When not working in the chimney, Dick made additional rope, for that purpose unravelling all of his clothing and bedding that would not be missed by any who might enter his cell. He continued to borrow books, and as he now asked for such as he was already acquainted with,—either French works that he knew through translation, or French versions of English works,—he could talk so well of their contents that the officers he occasionally met supposed him to pass all his time in reading. So apparent was his seeming contentment, that no one suspected him of desiring to escape. But that desire increased daily. It was only stimulated by the news, in February, that France had recognized the independence of his country and formed an alliance with it.

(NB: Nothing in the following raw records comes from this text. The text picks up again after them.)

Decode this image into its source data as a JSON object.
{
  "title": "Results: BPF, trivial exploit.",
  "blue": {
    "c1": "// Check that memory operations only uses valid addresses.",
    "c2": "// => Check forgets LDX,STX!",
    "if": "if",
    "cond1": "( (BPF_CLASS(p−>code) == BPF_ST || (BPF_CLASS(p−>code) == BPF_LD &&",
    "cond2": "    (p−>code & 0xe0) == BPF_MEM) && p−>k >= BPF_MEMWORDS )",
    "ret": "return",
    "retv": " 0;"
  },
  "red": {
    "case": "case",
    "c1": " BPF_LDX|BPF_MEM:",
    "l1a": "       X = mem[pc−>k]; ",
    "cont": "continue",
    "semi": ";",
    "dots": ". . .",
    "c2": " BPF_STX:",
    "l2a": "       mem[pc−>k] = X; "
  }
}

In less than eight months after setting to work, he had opened a way through the chimney. So slender was he, and so supple, that he found he had not to remove all the bars, for he could wriggle between some of them and the chimney wall. Those that he did unfasten he replaced loosely in position after each period of work. He now estimated that he had nearly two hundred feet of rope, and he had been told correctly that the towers of the Bastile were nearly two hundred feet high. By the first of August, 1778, all was ready; and Dick waited only for a dark and rainy night.

Such a night came on Wednesday, August 5th. Dick had walked in the court that afternoon, under a steady downpour of the kind that lasts twenty-four hours or more, and he felt assured of a black sky for the night. He attached his rope in the usual manner, ascended the chimney, removed the loosely replaced iron bars, one by one, climbed by the rope to the highest of the bars he had left fast, squeezed through between that bar and the chimney wall, attached the rope's end to his waist, and then laboriously worked his way up the rest of the chimney with arms and legs, rubbing the skin off elbows and knees in doing so. At last he emerged from the top of the chimney, and, after resting a minute, dropped on the flat roof of the tower.